“Therefore, being always of good courage, and knowing that while we are at home in the body we are absent from the Lord for we walk by faith, not by sight”. 2 Corinthians 5:7
Life as a high school teacher (and a mum, and a wife, and a leader, and a friend, and a plain old human being!) is a crazy juggle. I’ve written about this before, but lately it’s been on my mind more that usual. Lately, I’ve been feeling like my brain and my diary are so full of curriculum documents, marking folders, parent phone calls, classroom displays and staff meetings, that my faith can’t possibly be making any impact in my workplace. How could it? I barely have time to talk to God during a work day, let alone talk to anyone about him!
It is not unreasonable for me to think like that, amidst my busy teaching day, but I’ve been pleasantly surprised (again) by God. It turns out, and hold onto your hats; this is revolutionary, that God’s ability to move is not hampered in anyway by my limitations. Just because I can’t see what he is up to, doesn’t mean he is inactive.
Most of the time, I don’t see God moving in my work life. It’s like a really overcast day in a way; I can’t see the sunshine, I can’t feel the warmth, but I know that it is still sustaining life. That’s walking by faith, trusting in a God whose hand you can’t always see working. And every so often, those clouds part and for a glorious moment, I get the see those rays of sunlight beam down and do their thing.
This week, I got one of those glorious moments. I have one particularly student in my grade eight class whose journey up to this point has not been an easy one for a number of reasons, not least the death of his mum last year. Needless to say, there are days when this young man finds every day school stuff difficult to cope with and by extension, I find his behaviour difficult to cope with. The only thing I know how to do in these situations is pray. I’ve driven to and from work with this broken up, angry, emotional kid on my mind, pouring out my frustrations and hopes for him to God, asking him to help me.

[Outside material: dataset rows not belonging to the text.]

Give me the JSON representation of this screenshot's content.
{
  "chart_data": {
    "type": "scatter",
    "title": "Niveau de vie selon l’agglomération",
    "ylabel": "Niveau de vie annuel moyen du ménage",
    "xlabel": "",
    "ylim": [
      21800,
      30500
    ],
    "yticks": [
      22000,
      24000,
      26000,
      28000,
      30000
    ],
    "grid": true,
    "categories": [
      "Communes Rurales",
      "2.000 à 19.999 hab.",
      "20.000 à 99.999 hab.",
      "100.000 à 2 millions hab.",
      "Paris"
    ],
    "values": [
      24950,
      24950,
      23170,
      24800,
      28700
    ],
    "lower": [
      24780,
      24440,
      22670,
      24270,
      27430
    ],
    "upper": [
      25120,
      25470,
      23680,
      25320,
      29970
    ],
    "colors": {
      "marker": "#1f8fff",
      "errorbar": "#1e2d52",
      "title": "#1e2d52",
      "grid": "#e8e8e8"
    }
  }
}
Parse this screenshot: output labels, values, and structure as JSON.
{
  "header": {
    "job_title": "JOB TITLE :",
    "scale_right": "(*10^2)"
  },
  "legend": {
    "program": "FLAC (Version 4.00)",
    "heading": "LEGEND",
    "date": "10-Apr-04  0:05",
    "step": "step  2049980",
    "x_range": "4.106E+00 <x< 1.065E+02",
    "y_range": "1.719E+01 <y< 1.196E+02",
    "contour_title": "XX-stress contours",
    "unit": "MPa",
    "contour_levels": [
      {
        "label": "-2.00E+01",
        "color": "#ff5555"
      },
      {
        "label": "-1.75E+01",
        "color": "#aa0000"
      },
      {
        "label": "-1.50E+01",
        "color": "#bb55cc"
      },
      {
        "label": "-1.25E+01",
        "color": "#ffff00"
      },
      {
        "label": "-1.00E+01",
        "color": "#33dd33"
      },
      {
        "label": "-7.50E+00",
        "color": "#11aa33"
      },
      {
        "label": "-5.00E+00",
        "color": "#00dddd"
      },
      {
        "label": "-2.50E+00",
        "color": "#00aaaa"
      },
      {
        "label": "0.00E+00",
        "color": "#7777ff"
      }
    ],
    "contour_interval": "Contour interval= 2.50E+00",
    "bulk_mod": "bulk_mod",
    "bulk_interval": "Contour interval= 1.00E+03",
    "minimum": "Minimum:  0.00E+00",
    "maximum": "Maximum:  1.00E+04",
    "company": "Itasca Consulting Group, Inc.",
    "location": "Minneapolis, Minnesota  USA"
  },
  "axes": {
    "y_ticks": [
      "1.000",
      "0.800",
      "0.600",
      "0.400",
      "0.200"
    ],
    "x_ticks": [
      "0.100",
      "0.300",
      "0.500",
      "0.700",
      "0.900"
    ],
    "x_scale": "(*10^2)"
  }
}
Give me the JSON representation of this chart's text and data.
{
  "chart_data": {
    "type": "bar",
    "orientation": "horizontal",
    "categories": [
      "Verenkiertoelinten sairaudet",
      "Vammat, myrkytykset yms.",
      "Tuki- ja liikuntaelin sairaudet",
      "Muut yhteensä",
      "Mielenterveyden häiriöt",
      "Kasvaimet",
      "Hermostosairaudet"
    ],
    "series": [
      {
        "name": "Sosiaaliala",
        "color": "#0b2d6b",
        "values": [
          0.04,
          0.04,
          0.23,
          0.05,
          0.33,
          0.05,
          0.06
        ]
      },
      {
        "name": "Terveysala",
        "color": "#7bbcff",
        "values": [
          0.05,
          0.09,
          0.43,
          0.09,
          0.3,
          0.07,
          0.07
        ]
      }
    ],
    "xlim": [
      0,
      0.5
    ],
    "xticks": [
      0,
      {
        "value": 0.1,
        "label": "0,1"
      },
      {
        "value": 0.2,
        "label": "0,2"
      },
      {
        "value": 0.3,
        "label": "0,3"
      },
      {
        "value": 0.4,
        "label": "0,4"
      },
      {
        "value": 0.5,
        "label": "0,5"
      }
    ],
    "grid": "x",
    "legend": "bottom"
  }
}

Prayer changes things. Gradually, on those days when I haven’t been able to see anything happening, a trust has been developing. Opportunities that I never could’ve anticipated have arisen. I even got brave and, at the prompting of the Holy Spirit, had a very frank conversation with this student about our lovely new school psychologist and how she might be able to help him get to the bottom of some of the things that stop him being the kid he wants to be. Needless, to say, we fought about it, but I am the grown-up so I won.
Reluctantly, he trudged off to his first appointment, shooting me the world’s dirtiest looks. I watched him go, asking God whether this might be the end of the relationship I had so carefully nurtured, unable to see the sunshine peeking through the clouds.
At the beginning of recess, the same young man was back in my classroom, waiting for me to pack up. On my way out, without looking me in the eye, he held out a chocolate bar he had bought me at the canteen on his way back down from the psych’s office.
“I just wanted to say thank you”.
It’s not about the chocolate; it’s not even about the thank you. The sunshine that came pouring through the clouds that morning was one young person who realised that I was not going to give up just because it was hard and that maybe he was even worth the fight. God is moving all the time, even in the mundane, even when we can’t see the sun for the clouds.